Jeremiah Joyce (1763–1816)

Jeremiah Joyce (1763–1816)

English Unitarian minister and writer. Joyceʼs outspoken support of the French Revolution brought him under suspicion by the government, and in 1794 he was charged with treason and imprisoned for a few months. From 1790, he was appointed tutor to the sons of Charles Stanhope, third earl of Stanhope (1753–1816), an advocate in the House of Lords for radical causes who styled himself “Citizen Stanhope”, and also a significant inventor and man of science. In later years, while continuing to preach, Joyce supported himself mainly by his writing (Ditchfield, “Joyce, Jeremiah [1763–1816]”; Ditchfield, “Stanhope, Charles, third Earl Stanhope [1753–1816]”).
In spite of Joyceʼs radical past, his educational writing for children was popular, especially the Scientific Dialogues (6 vols., 1800–1805). As Marianne Thormählen remarks, in reference to one of Joyceʼs manuals, advice about child rearing and perceived duties of parents and children were uniform across a wide religious and political spectrum and over several decades of the late eighteenth and early nineteenth centuries (Thormählen, Brontës and Education, 40–41, 230 n. 21). For example, a boy from a very different kind of household but a fellow fan with Ruskin of the Scientific Dialogues was the young John Stuart Mill (1806–73), who could “never remember being so wrapt up in any book” despite the disapproval by his father, James Mill, “of the bad reasoning respecting the first principles of physics which abounds in the early part of that work” (Mill, Autobiography, 21).

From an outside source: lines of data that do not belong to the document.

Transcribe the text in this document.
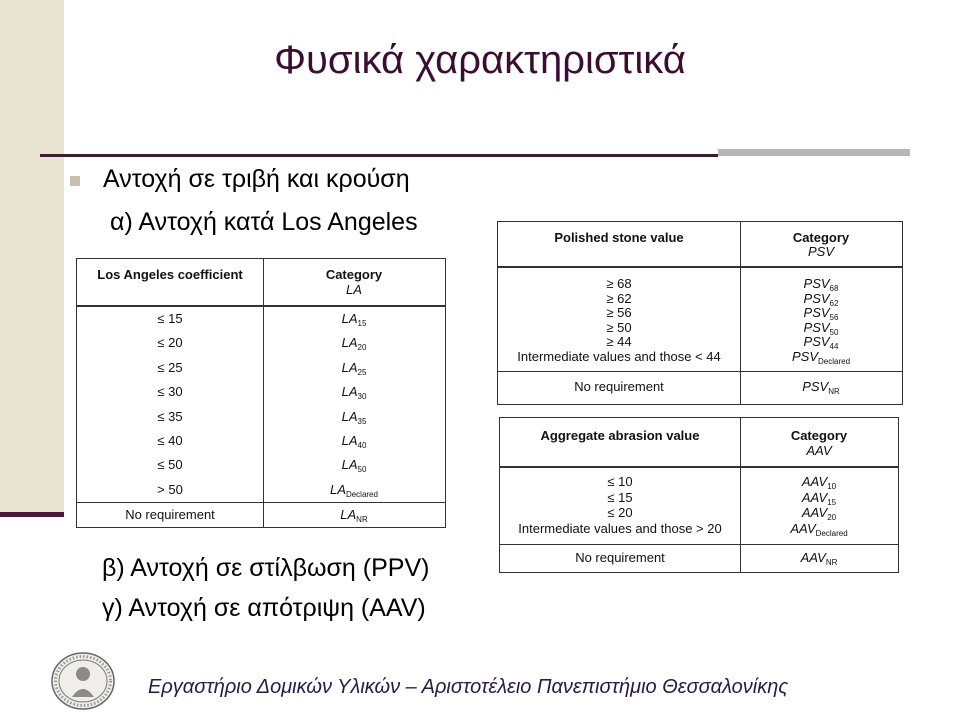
Φυσικά χαρακτηριστικά
Αντοχή σε τριβή και κρούση
α) Αντοχή κατά Los Angeles
Los Angeles coefficient	Category
LA
≤ 15	$LA_{15}$
≤ 20	$LA_{20}$
≤ 25	$LA_{25}$
≤ 30	$LA_{30}$
≤ 35	$LA_{35}$
≤ 40	$LA_{40}$
≤ 50	$LA_{50}$
> 50	$LA_{Declared}$
No requirement	$LA_{NR}$
Polished stone value	Category
PSV
≥ 68	$PSV_{68}$
≥ 62	$PSV_{62}$
≥ 56	$PSV_{56}$
≥ 50	$PSV_{50}$
≥ 44	$PSV_{44}$
Intermediate values and those < 44	$PSV_{Declared}$
No requirement	$PSV_{NR}$
Aggregate abrasion value	Category
AAV
≤ 10	$AAV_{10}$
≤ 15	$AAV_{15}$
≤ 20	$AAV_{20}$
Intermediate values and those > 20	$AAV_{Declared}$
No requirement	$AAV_{NR}$
β) Αντοχή σε στίλβωση (PPV)
γ) Αντοχή σε απότριψη (AAV)
Εργαστήριο Δομικών Υλικών – Αριστοτέλειο Πανεπιστήμιο Θεσσαλονίκης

In Scientific Dialogues, Joyce adopted the dialogue form encouraged by progressive educationists such as Anna Letitia Barbauld (1743–1825) and Richard Lovell Edgeworth (1744–1817) and Maria Edgeworth (1768–1849). Joyce applied the dialogue form to scientific experiments carried out by a family of children, their father, and their tutor.
Although detectable as an influence in several of Ruskinʼs juvenile works (e.g., “Harry and Lucy . . Vol 2”, Travel Itinerary and Tour Notes [1828])), the Scientific Dialogues are most heavily tapped in “Harry and Lucy . . . Vol I”.